Travel

Whitehall Inn

Digs for Design Lovers

Photo courtesy of Lark Hotels

Top decorators have been making their mark on Maine’s inns. Feast your eyes on these stylish places to stay.

Whitehall
Photo courtesy of Lark Hotels

Whitehall

The Space: An 1834 Camden farmhouse turned seasonal inn, redesigned in 2015 by Rockport’s Phi Builders + Architects and Boston’s Rachel Reider Interiors. 36 rooms, patio, shuffleboard court.

Rates: $99–$399/night

Namesake: Poet Edna St. Vincent Millay was discovered when she recited at a 1912 talent show in the lobby — hence the “Millay Room” off the foyer.

Design Details: The view Millay took in from atop Mount Battie — “three long mountains and a wood” and “three islands in a bay” — is reflected in a green, turquoise, and “lobster-buoy red” palette, says Reider.

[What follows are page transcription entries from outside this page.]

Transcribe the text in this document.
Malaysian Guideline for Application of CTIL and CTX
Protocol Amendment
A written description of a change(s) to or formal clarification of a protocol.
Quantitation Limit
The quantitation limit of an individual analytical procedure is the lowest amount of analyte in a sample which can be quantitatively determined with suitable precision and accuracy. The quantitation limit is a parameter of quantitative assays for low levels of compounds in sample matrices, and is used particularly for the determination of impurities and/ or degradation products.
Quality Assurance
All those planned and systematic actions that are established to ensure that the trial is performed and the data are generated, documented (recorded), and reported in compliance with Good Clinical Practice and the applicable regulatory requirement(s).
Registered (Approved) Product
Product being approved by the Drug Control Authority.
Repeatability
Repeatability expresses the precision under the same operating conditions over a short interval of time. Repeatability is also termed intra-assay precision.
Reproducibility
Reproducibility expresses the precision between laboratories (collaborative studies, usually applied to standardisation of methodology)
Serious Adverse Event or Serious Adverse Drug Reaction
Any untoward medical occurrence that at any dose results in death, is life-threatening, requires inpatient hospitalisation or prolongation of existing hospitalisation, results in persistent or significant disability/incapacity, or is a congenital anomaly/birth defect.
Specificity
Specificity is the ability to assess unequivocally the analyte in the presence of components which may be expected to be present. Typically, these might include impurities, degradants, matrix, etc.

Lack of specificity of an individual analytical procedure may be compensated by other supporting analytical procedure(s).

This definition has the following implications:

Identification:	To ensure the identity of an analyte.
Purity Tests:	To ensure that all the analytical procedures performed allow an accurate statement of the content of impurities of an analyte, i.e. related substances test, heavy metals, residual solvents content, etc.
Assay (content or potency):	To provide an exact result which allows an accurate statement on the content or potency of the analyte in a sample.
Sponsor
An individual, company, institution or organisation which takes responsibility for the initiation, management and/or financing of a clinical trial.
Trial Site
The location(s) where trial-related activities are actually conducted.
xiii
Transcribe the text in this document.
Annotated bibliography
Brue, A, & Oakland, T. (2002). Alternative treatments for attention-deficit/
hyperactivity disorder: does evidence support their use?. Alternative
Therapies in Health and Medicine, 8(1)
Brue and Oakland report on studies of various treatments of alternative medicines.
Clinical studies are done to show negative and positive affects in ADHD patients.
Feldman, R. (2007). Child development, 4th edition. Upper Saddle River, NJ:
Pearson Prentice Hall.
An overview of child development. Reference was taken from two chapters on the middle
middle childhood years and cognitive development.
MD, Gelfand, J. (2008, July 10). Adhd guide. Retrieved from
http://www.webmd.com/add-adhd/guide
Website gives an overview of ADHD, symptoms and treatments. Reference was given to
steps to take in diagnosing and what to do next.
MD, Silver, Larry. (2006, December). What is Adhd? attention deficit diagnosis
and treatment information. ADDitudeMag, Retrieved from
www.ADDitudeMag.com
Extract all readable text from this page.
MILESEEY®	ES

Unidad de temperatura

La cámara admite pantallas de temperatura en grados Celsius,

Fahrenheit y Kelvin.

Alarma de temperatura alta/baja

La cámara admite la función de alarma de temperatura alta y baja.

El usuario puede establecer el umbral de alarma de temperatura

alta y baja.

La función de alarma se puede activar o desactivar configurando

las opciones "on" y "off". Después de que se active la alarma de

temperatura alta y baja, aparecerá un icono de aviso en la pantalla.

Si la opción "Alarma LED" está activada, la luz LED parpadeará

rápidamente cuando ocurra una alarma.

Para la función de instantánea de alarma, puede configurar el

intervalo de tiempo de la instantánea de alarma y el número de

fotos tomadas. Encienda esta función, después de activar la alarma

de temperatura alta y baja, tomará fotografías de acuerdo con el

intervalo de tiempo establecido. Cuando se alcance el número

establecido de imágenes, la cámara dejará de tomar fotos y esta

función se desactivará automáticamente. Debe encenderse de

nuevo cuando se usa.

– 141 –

Rustic wood touches reinforce the outdoorsy theme.

The Francis
Photo by Irvin Serrano

The Francis

The Space: A formerly vacant 1881 Victorian in Portland’s West End neighborhood, reborn as an inn last year with help from local pros Archetype Architects, Wright-Ryan Construction, and designer Tracy Davis of Urban Dwellings. 15 rooms, restaurant, spa.

Rates: $129–$525/night

Namesake: Architect Francis Fassett, who helped rebuild Portland after the great fire of 1866, designed the original residence with his now-famous protégé John Calvin Stevens.

Design Details: Davis juxtaposed neutral furnishings in contemporary shapes with the historic architecture, creating intriguing contrast while allowing the building’s carved woodwork, fir plank and parquet floors, tiled fireplaces, stained-glass windows, and dramatic ceiling pitches to shine.

Mercury Inn
Photo by Justin Levesque, courtesy of Tyler Karu Design + Interiors

Mercury Inn

The Space: Turn-of-the century Victorian inn in Portland’s Parkside neighborhood reimagined as a mod B&B in 2014, courtesy of Saco’s Godsoe Builders and Tyler Karu of Portland’s Landing/design. 7 rooms.

Rates: $115–$300/night

Namesake: Mercury, the ancient Roman god of merchants, thieves, and tricksters — and travelers.

Design Details: The layering of gray paints and metal accents references the inn’s namesake and provides a quiet counterpoint to mid-century furniture in eye-popping shades. Yellow and chartreuse “exclamation points” show up all over, creating cohesiveness, Karu says, while decorations such as glass fishing floats and Sea Bags pillows on the beds nod to the coast.